Hello everyone. I have probably quite noob question.

So, if I have an account on Fibery, does it mean that I am the only Admin of my workspace, who has access to workspace’s data? Or is there some SuperAdmin, like Fibery Dev, who can have access to all workspaces, without knowing or consent of users?

In other words, no one else except me, even from Fibery team, has acces to my workspace data, since backend database is encrypted with my login password?

Generally speaking, I don’t know if the apps like fibery, notion, airtable (which are looking the same to me in said context) is secure against internal human factors, so that it’s as safe to store on them any sensitive data as on local PC hard drive. I’m not talking about external hackers right now.

I fully understand, that normally the answer to this question will be “yes we can”. But I know about databases that they always have some form of account permission policies, more strict than simple access restriction on local files via Windows tools. That’s why I’m asking this question - like, are these kinds of software somehow different from Google Drive, which is basically just a hard drive on a remote PC.
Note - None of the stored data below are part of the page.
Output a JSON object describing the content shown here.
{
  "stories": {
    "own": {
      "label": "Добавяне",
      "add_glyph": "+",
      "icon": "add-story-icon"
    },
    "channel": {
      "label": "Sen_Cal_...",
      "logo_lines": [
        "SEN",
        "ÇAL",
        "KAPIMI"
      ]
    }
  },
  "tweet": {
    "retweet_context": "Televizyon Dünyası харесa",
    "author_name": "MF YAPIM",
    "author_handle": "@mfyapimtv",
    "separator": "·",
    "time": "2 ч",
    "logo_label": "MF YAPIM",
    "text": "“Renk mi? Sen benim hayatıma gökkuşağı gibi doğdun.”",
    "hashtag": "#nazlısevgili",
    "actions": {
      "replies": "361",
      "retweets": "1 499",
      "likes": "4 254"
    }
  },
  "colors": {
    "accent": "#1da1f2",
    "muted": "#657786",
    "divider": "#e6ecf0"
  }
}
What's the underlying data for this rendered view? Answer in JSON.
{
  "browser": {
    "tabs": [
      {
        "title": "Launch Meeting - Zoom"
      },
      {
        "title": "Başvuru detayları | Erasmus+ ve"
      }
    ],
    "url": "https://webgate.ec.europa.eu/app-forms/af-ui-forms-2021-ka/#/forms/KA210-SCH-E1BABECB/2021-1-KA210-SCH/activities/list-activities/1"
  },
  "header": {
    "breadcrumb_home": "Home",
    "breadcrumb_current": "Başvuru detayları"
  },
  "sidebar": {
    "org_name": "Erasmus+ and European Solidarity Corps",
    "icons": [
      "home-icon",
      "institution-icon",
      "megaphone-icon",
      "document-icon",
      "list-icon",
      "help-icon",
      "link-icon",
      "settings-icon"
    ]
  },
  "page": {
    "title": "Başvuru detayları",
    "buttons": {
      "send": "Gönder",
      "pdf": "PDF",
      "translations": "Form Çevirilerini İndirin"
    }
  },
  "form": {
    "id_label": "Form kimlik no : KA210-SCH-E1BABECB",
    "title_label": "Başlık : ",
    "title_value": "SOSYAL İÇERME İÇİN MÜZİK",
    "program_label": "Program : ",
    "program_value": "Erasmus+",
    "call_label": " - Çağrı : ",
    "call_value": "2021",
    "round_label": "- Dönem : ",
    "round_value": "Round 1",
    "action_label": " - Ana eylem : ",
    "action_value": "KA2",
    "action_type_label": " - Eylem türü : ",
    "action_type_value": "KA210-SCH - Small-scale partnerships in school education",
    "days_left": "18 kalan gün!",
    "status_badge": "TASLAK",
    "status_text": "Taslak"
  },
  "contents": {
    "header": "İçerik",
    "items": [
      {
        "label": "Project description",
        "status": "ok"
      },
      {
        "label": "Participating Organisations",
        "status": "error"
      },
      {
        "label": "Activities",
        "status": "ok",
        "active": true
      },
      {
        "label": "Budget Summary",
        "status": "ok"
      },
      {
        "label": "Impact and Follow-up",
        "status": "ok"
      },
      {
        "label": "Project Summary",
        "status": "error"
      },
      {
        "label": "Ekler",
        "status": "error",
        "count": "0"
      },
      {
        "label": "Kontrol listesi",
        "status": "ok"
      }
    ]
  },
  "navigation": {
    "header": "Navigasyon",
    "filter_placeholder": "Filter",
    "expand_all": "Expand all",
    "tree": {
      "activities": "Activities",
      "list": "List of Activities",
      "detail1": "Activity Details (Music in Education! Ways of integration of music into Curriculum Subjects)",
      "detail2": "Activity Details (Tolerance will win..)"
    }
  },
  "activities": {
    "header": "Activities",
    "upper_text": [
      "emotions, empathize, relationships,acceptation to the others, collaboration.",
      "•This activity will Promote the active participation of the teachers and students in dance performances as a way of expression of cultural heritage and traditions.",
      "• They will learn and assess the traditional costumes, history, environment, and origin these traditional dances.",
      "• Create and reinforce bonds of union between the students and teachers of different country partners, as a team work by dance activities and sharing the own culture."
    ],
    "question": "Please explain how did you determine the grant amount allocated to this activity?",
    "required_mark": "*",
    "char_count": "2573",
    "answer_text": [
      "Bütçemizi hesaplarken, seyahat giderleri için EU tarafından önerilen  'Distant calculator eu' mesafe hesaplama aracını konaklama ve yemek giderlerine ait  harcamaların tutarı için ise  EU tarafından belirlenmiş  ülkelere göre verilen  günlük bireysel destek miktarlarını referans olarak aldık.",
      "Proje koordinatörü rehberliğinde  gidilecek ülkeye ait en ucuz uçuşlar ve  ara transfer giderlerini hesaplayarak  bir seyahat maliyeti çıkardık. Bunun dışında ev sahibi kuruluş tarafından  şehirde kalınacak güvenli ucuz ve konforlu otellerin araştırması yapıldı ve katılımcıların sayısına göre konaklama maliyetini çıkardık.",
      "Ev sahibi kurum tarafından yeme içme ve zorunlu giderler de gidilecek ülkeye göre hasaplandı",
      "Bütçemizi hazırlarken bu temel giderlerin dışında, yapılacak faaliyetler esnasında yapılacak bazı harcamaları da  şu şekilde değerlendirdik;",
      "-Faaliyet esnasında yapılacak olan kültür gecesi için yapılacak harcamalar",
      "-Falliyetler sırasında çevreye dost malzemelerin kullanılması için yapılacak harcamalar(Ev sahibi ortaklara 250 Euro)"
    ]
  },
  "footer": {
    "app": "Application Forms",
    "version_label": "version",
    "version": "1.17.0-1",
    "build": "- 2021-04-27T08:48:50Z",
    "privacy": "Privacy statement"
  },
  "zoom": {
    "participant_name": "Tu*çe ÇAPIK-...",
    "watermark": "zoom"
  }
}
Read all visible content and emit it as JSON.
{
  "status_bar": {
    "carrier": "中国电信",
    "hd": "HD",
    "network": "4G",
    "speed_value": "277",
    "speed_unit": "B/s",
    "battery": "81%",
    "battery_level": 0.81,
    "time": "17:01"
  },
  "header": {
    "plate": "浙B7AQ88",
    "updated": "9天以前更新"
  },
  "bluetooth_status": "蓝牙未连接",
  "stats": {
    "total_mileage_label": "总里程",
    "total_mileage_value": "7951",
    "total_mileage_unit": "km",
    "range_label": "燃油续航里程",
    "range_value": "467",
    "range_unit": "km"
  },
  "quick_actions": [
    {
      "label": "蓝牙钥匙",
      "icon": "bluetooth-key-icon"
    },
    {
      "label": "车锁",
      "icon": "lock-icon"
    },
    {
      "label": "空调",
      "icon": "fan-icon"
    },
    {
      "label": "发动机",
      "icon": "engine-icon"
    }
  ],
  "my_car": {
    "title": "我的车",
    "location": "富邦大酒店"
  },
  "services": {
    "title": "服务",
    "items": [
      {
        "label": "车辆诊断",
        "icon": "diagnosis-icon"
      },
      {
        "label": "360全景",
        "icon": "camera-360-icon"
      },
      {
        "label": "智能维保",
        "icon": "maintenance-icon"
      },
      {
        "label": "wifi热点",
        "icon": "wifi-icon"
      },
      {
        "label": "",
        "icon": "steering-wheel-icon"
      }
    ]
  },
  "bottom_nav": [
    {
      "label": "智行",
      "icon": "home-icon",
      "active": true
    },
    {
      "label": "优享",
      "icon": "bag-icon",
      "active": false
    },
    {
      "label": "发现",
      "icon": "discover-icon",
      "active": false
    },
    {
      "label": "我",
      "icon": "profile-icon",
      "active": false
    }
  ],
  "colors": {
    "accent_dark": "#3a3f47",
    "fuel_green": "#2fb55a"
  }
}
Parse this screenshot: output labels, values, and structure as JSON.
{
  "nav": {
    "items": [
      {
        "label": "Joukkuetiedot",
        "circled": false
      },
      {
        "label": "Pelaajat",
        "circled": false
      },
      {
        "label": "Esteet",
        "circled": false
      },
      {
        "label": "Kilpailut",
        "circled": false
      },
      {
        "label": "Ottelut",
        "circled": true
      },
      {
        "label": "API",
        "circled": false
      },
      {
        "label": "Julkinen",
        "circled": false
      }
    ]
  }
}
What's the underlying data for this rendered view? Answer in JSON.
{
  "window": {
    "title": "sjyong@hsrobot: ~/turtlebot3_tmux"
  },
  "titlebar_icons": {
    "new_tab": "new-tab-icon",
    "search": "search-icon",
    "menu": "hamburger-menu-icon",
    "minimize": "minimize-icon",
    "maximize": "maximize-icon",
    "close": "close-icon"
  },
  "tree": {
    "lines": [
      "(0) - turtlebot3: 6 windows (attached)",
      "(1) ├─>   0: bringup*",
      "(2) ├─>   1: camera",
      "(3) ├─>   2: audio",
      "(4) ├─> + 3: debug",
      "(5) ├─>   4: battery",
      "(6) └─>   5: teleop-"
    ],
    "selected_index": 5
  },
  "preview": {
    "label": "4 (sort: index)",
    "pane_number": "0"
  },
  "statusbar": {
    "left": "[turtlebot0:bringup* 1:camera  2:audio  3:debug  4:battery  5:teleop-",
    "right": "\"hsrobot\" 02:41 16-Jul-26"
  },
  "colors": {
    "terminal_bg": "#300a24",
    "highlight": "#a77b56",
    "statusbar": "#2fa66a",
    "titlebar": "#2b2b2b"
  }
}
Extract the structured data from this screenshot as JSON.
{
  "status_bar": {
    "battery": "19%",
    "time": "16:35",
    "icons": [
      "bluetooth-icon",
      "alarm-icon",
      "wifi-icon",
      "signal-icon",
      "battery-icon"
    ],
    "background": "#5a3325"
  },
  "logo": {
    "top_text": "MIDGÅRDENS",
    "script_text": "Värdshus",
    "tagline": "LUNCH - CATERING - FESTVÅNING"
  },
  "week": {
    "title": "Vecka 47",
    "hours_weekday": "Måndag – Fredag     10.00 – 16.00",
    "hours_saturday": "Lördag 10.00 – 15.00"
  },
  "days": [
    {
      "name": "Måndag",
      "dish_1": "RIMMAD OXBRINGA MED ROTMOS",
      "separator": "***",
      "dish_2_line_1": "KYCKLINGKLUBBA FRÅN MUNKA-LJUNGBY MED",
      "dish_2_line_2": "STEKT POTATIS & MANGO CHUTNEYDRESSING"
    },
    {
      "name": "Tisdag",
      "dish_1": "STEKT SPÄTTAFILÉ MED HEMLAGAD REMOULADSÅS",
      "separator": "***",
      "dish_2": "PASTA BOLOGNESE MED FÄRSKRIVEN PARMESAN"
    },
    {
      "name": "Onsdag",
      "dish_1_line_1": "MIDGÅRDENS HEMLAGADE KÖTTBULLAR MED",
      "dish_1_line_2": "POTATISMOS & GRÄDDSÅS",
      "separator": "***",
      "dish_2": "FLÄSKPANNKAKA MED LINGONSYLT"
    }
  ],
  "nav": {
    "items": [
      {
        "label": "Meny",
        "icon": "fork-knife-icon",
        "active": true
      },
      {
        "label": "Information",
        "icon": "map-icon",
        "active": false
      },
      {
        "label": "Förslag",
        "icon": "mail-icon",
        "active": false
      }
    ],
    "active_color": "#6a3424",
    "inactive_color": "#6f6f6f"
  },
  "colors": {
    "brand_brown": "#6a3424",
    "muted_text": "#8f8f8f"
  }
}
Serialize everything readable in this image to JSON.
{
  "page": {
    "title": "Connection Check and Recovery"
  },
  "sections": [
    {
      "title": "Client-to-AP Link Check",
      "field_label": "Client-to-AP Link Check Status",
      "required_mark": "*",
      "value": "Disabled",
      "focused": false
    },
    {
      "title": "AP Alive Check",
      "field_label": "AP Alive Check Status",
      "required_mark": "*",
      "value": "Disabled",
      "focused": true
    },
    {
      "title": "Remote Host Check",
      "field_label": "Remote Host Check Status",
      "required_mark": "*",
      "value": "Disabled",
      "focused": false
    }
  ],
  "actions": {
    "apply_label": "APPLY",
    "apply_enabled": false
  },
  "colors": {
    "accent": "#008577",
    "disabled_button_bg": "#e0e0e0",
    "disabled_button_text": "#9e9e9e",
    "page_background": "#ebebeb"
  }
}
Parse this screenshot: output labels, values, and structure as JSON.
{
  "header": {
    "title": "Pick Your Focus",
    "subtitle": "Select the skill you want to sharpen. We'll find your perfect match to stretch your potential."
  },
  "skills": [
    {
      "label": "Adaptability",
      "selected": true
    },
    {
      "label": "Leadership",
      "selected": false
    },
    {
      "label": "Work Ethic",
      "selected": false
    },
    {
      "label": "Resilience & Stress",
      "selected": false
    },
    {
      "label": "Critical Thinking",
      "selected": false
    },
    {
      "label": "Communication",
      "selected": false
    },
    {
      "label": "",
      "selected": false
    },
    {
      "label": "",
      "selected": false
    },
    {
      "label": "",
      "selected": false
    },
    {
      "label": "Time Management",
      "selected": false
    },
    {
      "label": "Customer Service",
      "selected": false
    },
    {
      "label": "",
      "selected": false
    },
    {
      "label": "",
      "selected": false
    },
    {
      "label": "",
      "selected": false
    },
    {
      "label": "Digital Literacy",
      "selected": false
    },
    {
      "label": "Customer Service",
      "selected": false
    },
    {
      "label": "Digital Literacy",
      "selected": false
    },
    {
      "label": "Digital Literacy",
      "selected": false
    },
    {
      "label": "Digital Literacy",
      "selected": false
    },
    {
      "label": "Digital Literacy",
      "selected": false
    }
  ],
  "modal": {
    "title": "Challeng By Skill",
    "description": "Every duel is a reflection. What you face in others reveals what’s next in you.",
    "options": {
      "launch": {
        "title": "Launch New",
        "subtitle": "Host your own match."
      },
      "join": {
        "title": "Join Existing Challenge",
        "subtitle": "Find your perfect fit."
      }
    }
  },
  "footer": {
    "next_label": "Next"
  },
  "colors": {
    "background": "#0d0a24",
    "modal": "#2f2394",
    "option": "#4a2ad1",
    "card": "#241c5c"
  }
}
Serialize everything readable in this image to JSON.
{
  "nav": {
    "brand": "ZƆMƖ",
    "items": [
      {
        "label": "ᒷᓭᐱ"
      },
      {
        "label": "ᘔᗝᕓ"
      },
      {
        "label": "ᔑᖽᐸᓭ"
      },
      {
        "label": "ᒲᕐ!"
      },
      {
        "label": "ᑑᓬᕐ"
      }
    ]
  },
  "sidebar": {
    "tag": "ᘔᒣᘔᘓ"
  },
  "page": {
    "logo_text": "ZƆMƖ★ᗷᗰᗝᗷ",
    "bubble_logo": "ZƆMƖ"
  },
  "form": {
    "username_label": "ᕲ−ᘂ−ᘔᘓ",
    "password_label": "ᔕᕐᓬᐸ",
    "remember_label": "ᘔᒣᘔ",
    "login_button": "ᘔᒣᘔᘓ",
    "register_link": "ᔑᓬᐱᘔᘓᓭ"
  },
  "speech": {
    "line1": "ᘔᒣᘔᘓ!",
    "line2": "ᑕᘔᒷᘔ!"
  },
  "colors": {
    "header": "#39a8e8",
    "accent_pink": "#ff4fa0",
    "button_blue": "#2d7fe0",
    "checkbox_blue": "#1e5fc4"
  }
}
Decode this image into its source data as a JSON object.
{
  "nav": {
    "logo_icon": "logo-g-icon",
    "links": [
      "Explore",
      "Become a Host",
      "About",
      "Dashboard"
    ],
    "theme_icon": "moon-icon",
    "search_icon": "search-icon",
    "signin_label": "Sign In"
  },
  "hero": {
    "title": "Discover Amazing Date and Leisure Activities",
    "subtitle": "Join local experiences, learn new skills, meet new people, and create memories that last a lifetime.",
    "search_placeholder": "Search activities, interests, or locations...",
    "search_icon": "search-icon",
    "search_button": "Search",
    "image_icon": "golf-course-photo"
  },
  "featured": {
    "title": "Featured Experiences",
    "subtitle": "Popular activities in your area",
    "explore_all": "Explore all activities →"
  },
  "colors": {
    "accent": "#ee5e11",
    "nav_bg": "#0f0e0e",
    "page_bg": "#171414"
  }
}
Hi, we are in the process of SOC 2 certification so we are taking security seriously. Fibery data is encrypted at rest, but technically some engineers from Fibery team can access it with your permission. Without your permission our internal policy don’t allow to access your data.

I guess the internal policy isn’t hard-coded, am I right? In a way that this permission is technically required for access, like in the process of integration some third-party tools: “Do you agree to give access to servicename?”